TUTTO COMINCIA il 18 dicembre scorso; il giovane professionista farense, che convive con la compagna e con i due figli di 8 e 12 anni, inizia ad avere un accenno di febbre: il termometro oscilla da 37 a 38, senza mai andare oltre: “Nessun sintomo particolare, niente tosse o perdita di gusto e olfatto – racconta ancora Giustini – solo un grande senso di fatica, anche solo a parlare, ma nient’altro”. Arriva il consulto del medico curante, il dottore sabino Giancarlo Lupi, che quasi precorrendo i tempi, e senza alcun indugio, prescrive subito una cura domiciliare a base di antibiotico e cortisone, raccomandando un continuo e costante monitoraggio del livello di ossigeno nel sangue. Passano circa 6 giorni, e la mattina del 24 il livello del saturimetro raggiunge quello che per il dottor Lupi è il punto di non ritorno. Da lì parte la chiamata al 118, che viene sollecitata. Marco parte verso il pronto soccorso dell’Ospedale De Lellis, dove resta in osservazione per tutta la notte del 24, e fino alla mattina del 25, la mattina di Natale. “Ho fatto la tac ai polmoni – racconta ancora il professionista coresino – dopo numerosi prelievi di sangue il dottore del pronto soccorso (Marco non ricorda il nome, ma dice di essersi interfacciato con ‘un giovane uomo molto competente’, ndr) mi riferisce che per una sospetta infezione in due parti dei miei polmoni praticamente non arrivava più ossigeno”. E’ l’anticamera per un immediato trasferimento in rianimazione.

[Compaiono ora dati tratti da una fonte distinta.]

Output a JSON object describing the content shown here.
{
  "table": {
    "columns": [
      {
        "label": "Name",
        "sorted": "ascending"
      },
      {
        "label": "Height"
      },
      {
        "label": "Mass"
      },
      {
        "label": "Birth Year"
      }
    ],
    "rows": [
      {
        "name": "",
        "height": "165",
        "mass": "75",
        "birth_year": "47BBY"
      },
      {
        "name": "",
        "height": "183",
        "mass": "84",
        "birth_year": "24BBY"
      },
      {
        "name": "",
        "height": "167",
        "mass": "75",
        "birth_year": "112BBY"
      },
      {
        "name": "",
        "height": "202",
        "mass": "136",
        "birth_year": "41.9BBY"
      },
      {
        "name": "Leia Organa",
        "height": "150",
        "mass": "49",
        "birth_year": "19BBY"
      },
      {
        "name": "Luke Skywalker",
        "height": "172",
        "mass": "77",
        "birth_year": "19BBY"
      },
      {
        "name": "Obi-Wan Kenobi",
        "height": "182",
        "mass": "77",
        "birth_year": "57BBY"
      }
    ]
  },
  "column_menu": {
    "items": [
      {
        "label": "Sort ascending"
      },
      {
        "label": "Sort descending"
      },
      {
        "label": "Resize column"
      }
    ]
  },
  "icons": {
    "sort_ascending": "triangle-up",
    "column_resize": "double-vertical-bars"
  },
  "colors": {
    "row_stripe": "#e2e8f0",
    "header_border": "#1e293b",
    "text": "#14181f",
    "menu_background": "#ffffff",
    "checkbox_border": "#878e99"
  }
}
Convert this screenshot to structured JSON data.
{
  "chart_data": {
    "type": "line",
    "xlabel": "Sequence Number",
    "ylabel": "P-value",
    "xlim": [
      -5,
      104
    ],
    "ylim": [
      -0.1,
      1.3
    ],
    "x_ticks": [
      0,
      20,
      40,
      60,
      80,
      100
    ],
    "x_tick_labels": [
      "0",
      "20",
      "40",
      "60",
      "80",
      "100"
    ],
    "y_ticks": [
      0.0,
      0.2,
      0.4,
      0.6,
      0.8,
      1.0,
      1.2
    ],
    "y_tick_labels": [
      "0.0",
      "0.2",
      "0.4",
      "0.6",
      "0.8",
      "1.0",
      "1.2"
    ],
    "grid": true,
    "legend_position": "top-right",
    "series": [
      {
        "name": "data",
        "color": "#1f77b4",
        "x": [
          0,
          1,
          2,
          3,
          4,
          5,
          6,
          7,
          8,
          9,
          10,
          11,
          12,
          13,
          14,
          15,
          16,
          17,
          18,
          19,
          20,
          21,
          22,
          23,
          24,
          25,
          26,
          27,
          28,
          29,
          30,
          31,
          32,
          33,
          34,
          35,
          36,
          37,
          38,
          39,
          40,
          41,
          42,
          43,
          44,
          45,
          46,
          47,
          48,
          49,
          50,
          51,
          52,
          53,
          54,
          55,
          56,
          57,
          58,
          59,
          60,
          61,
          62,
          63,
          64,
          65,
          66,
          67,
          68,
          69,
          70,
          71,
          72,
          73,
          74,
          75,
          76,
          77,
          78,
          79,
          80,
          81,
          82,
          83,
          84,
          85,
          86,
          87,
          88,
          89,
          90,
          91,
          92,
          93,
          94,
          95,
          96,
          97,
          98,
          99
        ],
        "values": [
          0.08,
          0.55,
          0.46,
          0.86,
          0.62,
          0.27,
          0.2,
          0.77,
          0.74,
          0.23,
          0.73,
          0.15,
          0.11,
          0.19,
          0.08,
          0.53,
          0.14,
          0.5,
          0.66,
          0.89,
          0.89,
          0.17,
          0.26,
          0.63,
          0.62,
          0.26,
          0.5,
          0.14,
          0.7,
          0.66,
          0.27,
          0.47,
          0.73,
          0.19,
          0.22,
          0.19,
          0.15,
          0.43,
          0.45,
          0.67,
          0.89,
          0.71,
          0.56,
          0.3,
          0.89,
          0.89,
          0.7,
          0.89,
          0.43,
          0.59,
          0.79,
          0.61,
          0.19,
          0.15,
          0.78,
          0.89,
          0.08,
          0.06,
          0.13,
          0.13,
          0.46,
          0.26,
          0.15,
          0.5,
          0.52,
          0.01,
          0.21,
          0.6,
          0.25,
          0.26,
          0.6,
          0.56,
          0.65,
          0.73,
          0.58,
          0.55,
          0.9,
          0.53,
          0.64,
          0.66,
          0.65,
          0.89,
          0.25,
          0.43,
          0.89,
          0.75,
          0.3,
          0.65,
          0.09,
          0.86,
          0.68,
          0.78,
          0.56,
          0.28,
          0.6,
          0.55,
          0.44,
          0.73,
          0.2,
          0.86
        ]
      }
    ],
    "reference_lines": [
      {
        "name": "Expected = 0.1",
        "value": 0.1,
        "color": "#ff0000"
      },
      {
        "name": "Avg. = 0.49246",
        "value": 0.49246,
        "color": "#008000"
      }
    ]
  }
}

IL RICOVERO “La rianimazione è un luogo dove sei completamente solo, e nudo, nel vero senso della parola – racconta ancora Marco – mi hanno spogliato di tutti i vestiti, hanno poggiato i miei effetti in un armadietto, mi hanno messo il catetere, il pannolone. Non puoi avere nulla da fuori, niente di niente, zero cellulari, nessun rapporto esterno, con nessuno”. Iniziano i cicli di esami, i controlli continui, le cure, e ci vogliono altri 8 giorni prima che l’infezione venga circoscritta e rispedita indietro. Un tempo infinito, per Marco, che parla solo con i suoi “angeli”, i medici, gli infermieri, il personale sanitario. “Basti pensare che un giorno una dottoressa si è vestita di tutte le imbracature protettive che vengono indossate ogni singolo istante soltanto per parlarmi, per accarezzarmi la mano, per raccontarmi che ogni giorno lei chiamava a casa mia per dire come stavo. Mi diceva ‘forza Marco, forza che devi andare dai bimbi’. E Marco, di forza, ce ne ha messa tanta, fino ad uscire dalla rianimazione, il pomeriggio del 1 gennaio 2021, per essere trasferito nel reparto di terapia d’emergenza.
LA RIPRESA “Attualmente sto facendo una terapia dell’ossigeno con una maschera sempre in bocca – dice il 44enne coresino – poi prendo alcuni medicinali. E devo fare una terapia mettendomi o pancia sotto o di lato due volte al giorno, tutti i giorni”. Ne avrà ancora per una settimana, o poco meno, prima di effettuare un nuovo tampone e, accertata la negatività al Covid, poter finalmente uscire dall’ospedale e riabbracciare la sua famiglia. Non senza aver ringraziato i suoi angeli custodi, il personale dell’Ospedale De Lellis che “ha reso in qualche modo plausibile e reale quegli assurdi 8 giorni trascorsi nel reparto rianimazione. Non ci saranno mai parole sufficienti per ringraziare chi mi ha curato, chi mi ha assistito, chi non mi ha mai abbandonato, anche solo per raccontarmi una barzelletta, strapparmi un sorriso. Ma questa testimonianza è per voi, per dirvi che vi sarò eternamente grato per tutto quello che avete fatto”.